取材の最後に、今後アルティメットやフライングディスクを通じてどんな活動をしたいのか、何を目指しているのかを伺った。すると、少し微笑んだあとに、真面目な顔に戻って、こう語ってくださった。

「自分の中で一番根っこにあるのは『世界平和』。これってものすごい大事だなって。アルティメットピースという活動をしているデーブ・バーカン氏がもしかしたらノーベル平和賞を取るかもしれない。アルティメットとかディスクに関わる誰か、あるいはフライングディスク、アルティメットという競技そのものがノーベル平和賞を取るようなことがあるかもしれない。とにかくそういう風になってほしいなと思うし、ディスクを通じて世界平和を実現できたら、それ以上に素晴らしいことはないなと思う。すごく難しいことだとは思うけどね。」

 

さらに、現在本田氏が力を入れているユース世代への普及活動についても話してくださった。

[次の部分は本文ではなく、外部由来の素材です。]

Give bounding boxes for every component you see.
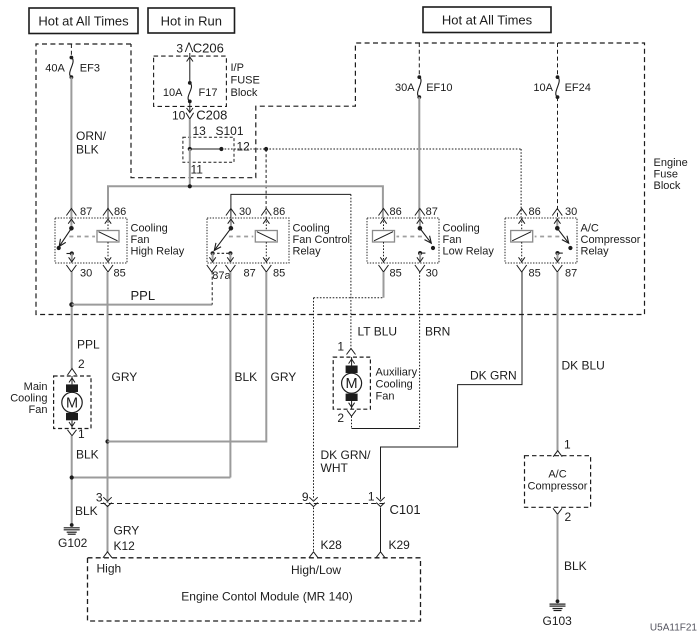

「今、日本では会員が5000人超えてきて、日本オリンピック委員会、日本スポーツ協会加盟にも加盟していて、って発展してきた。YouTubeや写真などでの発信の効果もあって、知名度も徐々に上がってきた。こうなってくると、今度は中学、高校の子供達に指導したり、彼らに指導する指導者を指導したりということが必要になってくる。そんなときに、ただ上からものを言うんではなくて、自分が現場でこれまでにユースを教えたり、日本代表として世界大会を経験しているからこそ、経験に基づいて『子供達はこういうプレーが得意ですよ。こういうメニューを楽しみますよ』と言えると説得力がある。だからこそ、今はユースの普及活動に力を注ぎたいし、それを多くの人にも協力してもらえるように取り組んでいることが価値になるかなと。」

本田氏は2010年以降、アルティメットを普及するには、ユースへの普及は必須だと考え、活動を続けてきた。当時はまだまだ環境が整っていなかったが、ご縁から東京都東大和市の中学生に教える活動がスタート。最初はアルティメットが学習指導要領に入っていなかったため、選択授業という形で実施した。その後、学習指導要領にも入り、今では複数の中学校へと指導環境が広がっている。この広がりは、最初に本田氏が指導した東大和市の中学校の体育を担当する教員が、転勤先の学校でもアルティメットを教えたいと申し出てくれて、徐々に広がったものだ。東大和のほか、練馬、三鷹、立川、府中、東村山、国分寺へと広がっている。

「中高生が部活を選ぶときに、野球・サッカー・バスケ・アルティメットが比較されるくらいにしたいね。」と本田氏は語る。アルティメット界のレジェンドが行う活動に注目したいし、私自身も自分にできるチャレンジを積み重ねることで、フライングディスクが世界を盛り上げ、平和にすることに関わりたいなと思わせていただいた。